Non-contrast computed tomography (NCCT) is a low-cost medical imaging technology that is used widely in investigating damage to a patient’s brain caused by ischaemic stroke. However, writing in the International Journal of Image Mining, researchers from Algeria explain that it is not without limitations. As such, they are developing an algorithm that can automatically detect ischaemic areas of the brain from CT images within hours of the onset of symptoms using a comparison of the two brain hemispheres.
Yahiaoui Amina Fatima Zahra and Bessaid Abdelhafid of the Department of Biomedical Engineering, at the University of Tlemcen, explain how subtle changes in ischaemia are difficult to visualise and to extract and although there are techniques that allow radiologists to “score” the damage and to make diagnostic decisions regarding thrombolytic treatment there is always room for improvement. Moreover, commonly only patients with a high baseline score benefit from endovascular revascularisation therapy. This could change if there were a better way to assess the CT images quickly.

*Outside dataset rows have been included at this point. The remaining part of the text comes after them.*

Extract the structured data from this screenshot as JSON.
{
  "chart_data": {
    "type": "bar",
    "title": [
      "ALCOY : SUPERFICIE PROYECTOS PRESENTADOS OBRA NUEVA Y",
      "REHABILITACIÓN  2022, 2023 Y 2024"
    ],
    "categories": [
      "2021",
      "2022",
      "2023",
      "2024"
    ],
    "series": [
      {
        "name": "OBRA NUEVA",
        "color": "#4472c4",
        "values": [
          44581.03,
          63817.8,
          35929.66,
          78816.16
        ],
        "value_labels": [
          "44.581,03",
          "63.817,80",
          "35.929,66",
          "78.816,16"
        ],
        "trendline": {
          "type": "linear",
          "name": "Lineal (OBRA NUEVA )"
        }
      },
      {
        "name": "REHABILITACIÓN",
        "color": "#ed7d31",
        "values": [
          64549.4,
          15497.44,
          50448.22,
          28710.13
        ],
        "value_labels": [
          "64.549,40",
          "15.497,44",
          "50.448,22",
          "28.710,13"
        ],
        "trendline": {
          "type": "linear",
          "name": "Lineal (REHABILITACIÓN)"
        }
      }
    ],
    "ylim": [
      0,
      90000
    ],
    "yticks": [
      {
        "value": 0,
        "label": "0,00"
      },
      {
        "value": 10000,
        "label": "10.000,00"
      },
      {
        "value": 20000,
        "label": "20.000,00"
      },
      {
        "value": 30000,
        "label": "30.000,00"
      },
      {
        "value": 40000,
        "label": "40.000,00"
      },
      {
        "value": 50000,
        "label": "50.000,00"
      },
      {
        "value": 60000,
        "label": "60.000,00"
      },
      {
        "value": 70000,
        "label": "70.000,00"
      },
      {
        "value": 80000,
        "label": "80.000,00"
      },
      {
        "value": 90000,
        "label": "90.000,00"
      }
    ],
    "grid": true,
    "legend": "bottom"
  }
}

The team reports that their algorithm has five steps: pre-processing, segmentation of regions of interest, elimination of old infarcts and cerebrospinal fluid (CSF) space, feature extraction and ASPECTS scoring. They have tested it on 25 patients and found it to be effective in comparison with methods previously reported in the scientific literature and it shows high sensitivity at almost 91%.
Zahra, Y.A.F. and Abdelhafid, B. (2018) ‘A promising method for early detection of ischemic stroke area on brain CT images‘, Int. J. Image Mining, Vol. 3, No. 2, pp.139-151.